Светлый фон

Амелии было хорошо и спокойно. Она улыбалась и думала, что Монтегрейн все же слукавил, когда сказал, что не собирается приручать ее, словно какую-нибудь лошадь или собаку. Может, он и не приручал, но приучал совершенно точно — к себе, к своему телу и прикосновениям к нему. Однако приучал мягко и без давления, и создавалось впечатление, будто все происходило само собой.

— О чем ты думаешь? — Он запрокинул голову, вглядываясь в ее задумчивое лицо.

— Честно?

Никогда прежде и никому она не задала бы подобный вопрос. И не сказала бы то, что сказала затем.

Монтегрейн усмехнулся.

— Уж сделай милость.

Мэл улыбнулась и не стала лгать:

— О себе, о тебе, о нас.

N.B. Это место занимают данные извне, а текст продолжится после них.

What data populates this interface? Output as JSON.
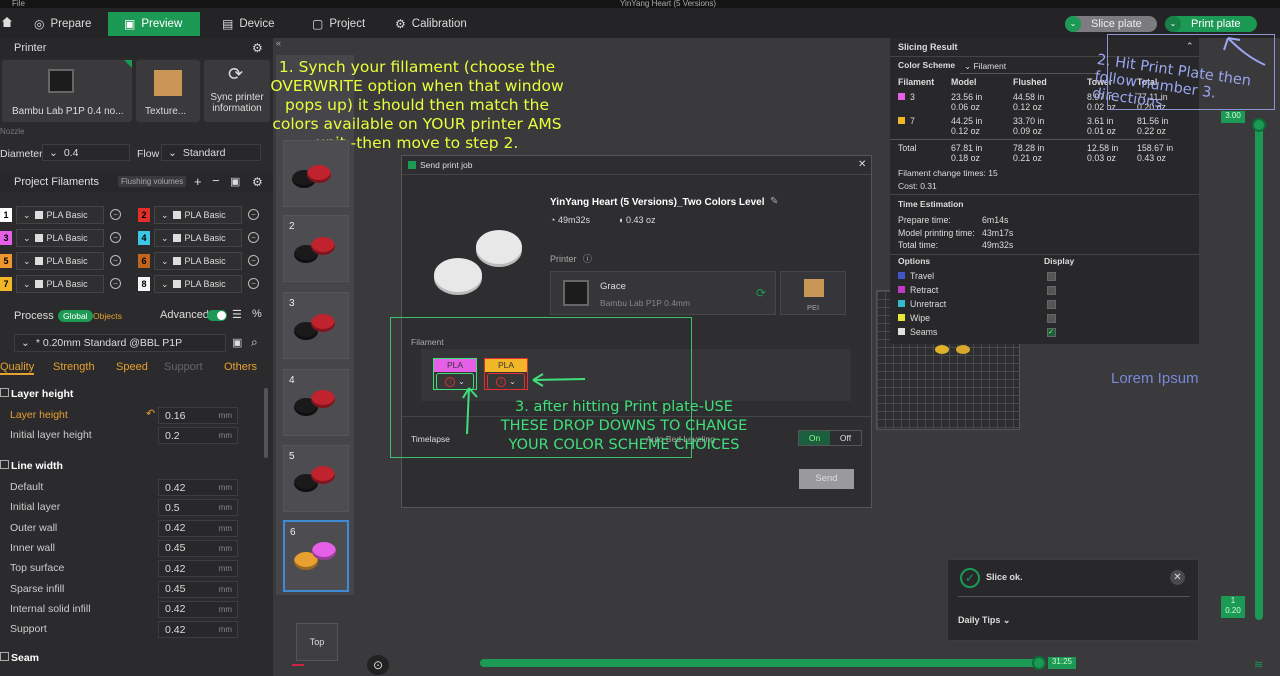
{
  "window": {
    "menu_file": "File",
    "title": "YinYang Heart (5 Versions)"
  },
  "topbar": {
    "tabs": [
      {
        "label": "Prepare",
        "active": false
      },
      {
        "label": "Preview",
        "active": true
      },
      {
        "label": "Device",
        "active": false
      },
      {
        "label": "Project",
        "active": false
      },
      {
        "label": "Calibration",
        "active": false
      }
    ],
    "slice_plate": "Slice plate",
    "print_plate": "Print plate"
  },
  "printer": {
    "header": "Printer",
    "name": "Bambu Lab P1P 0.4 no...",
    "plate": "Texture...",
    "sync_label": "Sync printer information",
    "nozzle_label": "Nozzle",
    "diameter_label": "Diameter",
    "diameter_value": "0.4",
    "flow_label": "Flow",
    "flow_value": "Standard"
  },
  "project_filaments": {
    "header": "Project Filaments",
    "flushing": "Flushing volumes",
    "slots": [
      {
        "num": "1",
        "name": "PLA Basic",
        "color": "#ffffff"
      },
      {
        "num": "2",
        "name": "PLA Basic",
        "color": "#e0302c"
      },
      {
        "num": "3",
        "name": "PLA Basic",
        "color": "#e560e6"
      },
      {
        "num": "4",
        "name": "PLA Basic",
        "color": "#3ec6e6"
      },
      {
        "num": "5",
        "name": "PLA Basic",
        "color": "#f0962e"
      },
      {
        "num": "6",
        "name": "PLA Basic",
        "color": "#c0651e"
      },
      {
        "num": "7",
        "name": "PLA Basic",
        "color": "#f2b629"
      },
      {
        "num": "8",
        "name": "PLA Basic",
        "color": "#f5f5f5"
      }
    ]
  },
  "process": {
    "header": "Process",
    "global": "Global",
    "objects": "Objects",
    "advanced": "Advanced",
    "preset": "* 0.20mm Standard @BBL P1P",
    "tabs": [
      "Quality",
      "Strength",
      "Speed",
      "Support",
      "Others"
    ],
    "layer_height_section": "Layer height",
    "layer_rows": [
      {
        "label": "Layer height",
        "value": "0.16",
        "unit": "mm"
      },
      {
        "label": "Initial layer height",
        "value": "0.2",
        "unit": "mm"
      }
    ],
    "line_width_section": "Line width",
    "line_rows": [
      {
        "label": "Default",
        "value": "0.42",
        "unit": "mm"
      },
      {
        "label": "Initial layer",
        "value": "0.5",
        "unit": "mm"
      },
      {
        "label": "Outer wall",
        "value": "0.42",
        "unit": "mm"
      },
      {
        "label": "Inner wall",
        "value": "0.45",
        "unit": "mm"
      },
      {
        "label": "Top surface",
        "value": "0.42",
        "unit": "mm"
      },
      {
        "label": "Sparse infill",
        "value": "0.45",
        "unit": "mm"
      },
      {
        "label": "Internal solid infill",
        "value": "0.42",
        "unit": "mm"
      },
      {
        "label": "Support",
        "value": "0.42",
        "unit": "mm"
      }
    ],
    "seam_section": "Seam"
  },
  "plates": [
    "",
    "2",
    "3",
    "4",
    "5",
    "6"
  ],
  "view_cube": "Top",
  "slicing": {
    "title": "Slicing Result",
    "color_scheme_label": "Color Scheme",
    "color_scheme_value": "Filament",
    "columns": [
      "Filament",
      "Model",
      "Flushed",
      "Tower",
      "Total"
    ],
    "rows": [
      {
        "id": "3",
        "color": "#e560e6",
        "model": [
          "23.56 in",
          "0.06 oz"
        ],
        "flushed": [
          "44.58 in",
          "0.12 oz"
        ],
        "tower": [
          "8.97 in",
          "0.02 oz"
        ],
        "total": [
          "77.11 in",
          "0.20 oz"
        ]
      },
      {
        "id": "7",
        "color": "#f2b629",
        "model": [
          "44.25 in",
          "0.12 oz"
        ],
        "flushed": [
          "33.70 in",
          "0.09 oz"
        ],
        "tower": [
          "3.61 in",
          "0.01 oz"
        ],
        "total": [
          "81.56 in",
          "0.22 oz"
        ]
      },
      {
        "id": "Total",
        "color": "",
        "model": [
          "67.81 in",
          "0.18 oz"
        ],
        "flushed": [
          "78.28 in",
          "0.21 oz"
        ],
        "tower": [
          "12.58 in",
          "0.03 oz"
        ],
        "total": [
          "158.67 in",
          "0.43 oz"
        ]
      }
    ],
    "change_times": "Filament change times:  15",
    "cost": "Cost:  0.31",
    "time_title": "Time Estimation",
    "times": [
      {
        "label": "Prepare time:",
        "value": "6m14s"
      },
      {
        "label": "Model printing time:",
        "value": "43m17s"
      },
      {
        "label": "Total time:",
        "value": "49m32s"
      }
    ],
    "options_label": "Options",
    "display_label": "Display",
    "options": [
      {
        "label": "Travel",
        "color": "#4455cc",
        "checked": false
      },
      {
        "label": "Retract",
        "color": "#c23ac4",
        "checked": false
      },
      {
        "label": "Unretract",
        "color": "#33bbcc",
        "checked": false
      },
      {
        "label": "Wipe",
        "color": "#e6e633",
        "checked": false
      },
      {
        "label": "Seams",
        "color": "#e0e0e0",
        "checked": true
      }
    ]
  },
  "dialog": {
    "title": "Send print job",
    "job_name": "YinYang Heart (5 Versions)_Two Colors Level",
    "time": "49m32s",
    "weight": "0.43 oz",
    "printer_label": "Printer",
    "printer_name": "Grace",
    "printer_model": "Bambu Lab P1P  0.4mm",
    "plate": "PEI",
    "filament_label": "Filament",
    "filaments": [
      {
        "type": "PLA",
        "color": "#e560e6"
      },
      {
        "type": "PLA",
        "color": "#f2b629"
      }
    ],
    "timelapse": "Timelapse",
    "auto_bed": "Auto Bed Leveling",
    "on": "On",
    "off": "Off",
    "send": "Send"
  },
  "notes": {
    "step1": "1.  Synch your fillament  (choose the OVERWRITE option when that window pops up) it should then match the colors available on YOUR printer AMS unit  -then move to step 2.",
    "step2": "2. Hit Print Plate then follow number 3. directions",
    "step3": "3. after hitting Print plate-USE THESE DROP DOWNS TO CHANGE YOUR COLOR SCHEME CHOICES",
    "lorem": "Lorem Ipsum"
  },
  "toast": {
    "message": "Slice ok.",
    "tips": "Daily Tips"
  },
  "slider": {
    "top_value": "3.00",
    "bottom_layer": "1",
    "bottom_value": "0.20",
    "time": "31:25"
  }
}
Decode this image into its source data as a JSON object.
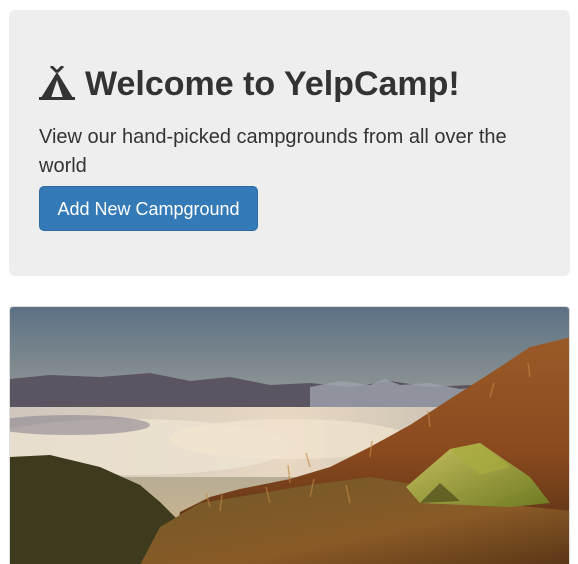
{
  "jumbotron": {
    "title": "Welcome to YelpCamp!",
    "subtitle": "View our hand-picked campgrounds from all over the world",
    "add_button_label": "Add New Campground",
    "title_icon": "tent-icon"
  },
  "campground_card": {
    "image": "campground-photo"
  },
  "colors": {
    "jumbotron_bg": "#eeeeee",
    "button_bg": "#337ab7",
    "text": "#333333"
  }
}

О том, что происходит, и почему я не могу это остановить.

По мере того, как она говорила, его брови поднимались все выше.

— Ты хочешь это остановить? — спросил, наконец, поймав ее взгляд. Его тело было все ещё расслаблено, губы улыбались, а вот глаза — нет, взгляд сделался серьезным, пристальным.

Амелия покачала головой и провела кончиком пальца по выделившимся на его лбу морщинкам, будто бы могла стереть их одним прикосновением и одновременно понимая, что и правда совершенно не боится и уже даже не смущается касаться другого человека.

— Не хочу, — призналась, словно в холодную воду прыгнула. — Совсем не хочу.

К чему бы это ни привело. Такой живой она чувствовала себя впервые за пятнадцать лет.

Взгляд Монтегрейна потеплел.

— И я не хочу. — Он перехватил руку Мэл и поднес к губам, поцеловал тыльную сторону ладони, отчего ее тело откликнулось миллионом мурашек. — Мне с тобой хорошо.

А от этого признания сердце и вовсе зашлось. Эти слова были важнее, значимее, чем все заверения в любви, которыми Эйдан щедро пичкал свою молоденькую жену в первые годы брака.

Амелия отняла руку и уперлась ею в покрывало недалеко от его головы. Рэймер проследил за этим перемещением с явным интересом: что же она будет делать дальше?

А дальше Мэл сделала то, на что ни за что не решилась бы раньше, — склонилась к лицу лежащего на ее коленях мужчины и поцеловала в губы — сама, первой. Возможно, виной тому стала подходящая обстановка, возможно, только что услышанное признание, а возможно, она банально стала смелее от выпитого вина.

Рэймер вытянул руки вдоль тела, без слов показывая, что не собирается перехватывать инициативу. И она почувствовала себя свободнее и еще смелее. У него были очень мягкие губы, и ей безумно нравилось их касаться — медленно, не спеша, смакуя каждое мгновение.

— Мне с тобой тоже очень хорошо, — призналась Амелия шепотом, прервав поцелуй, но так и не отстранившись.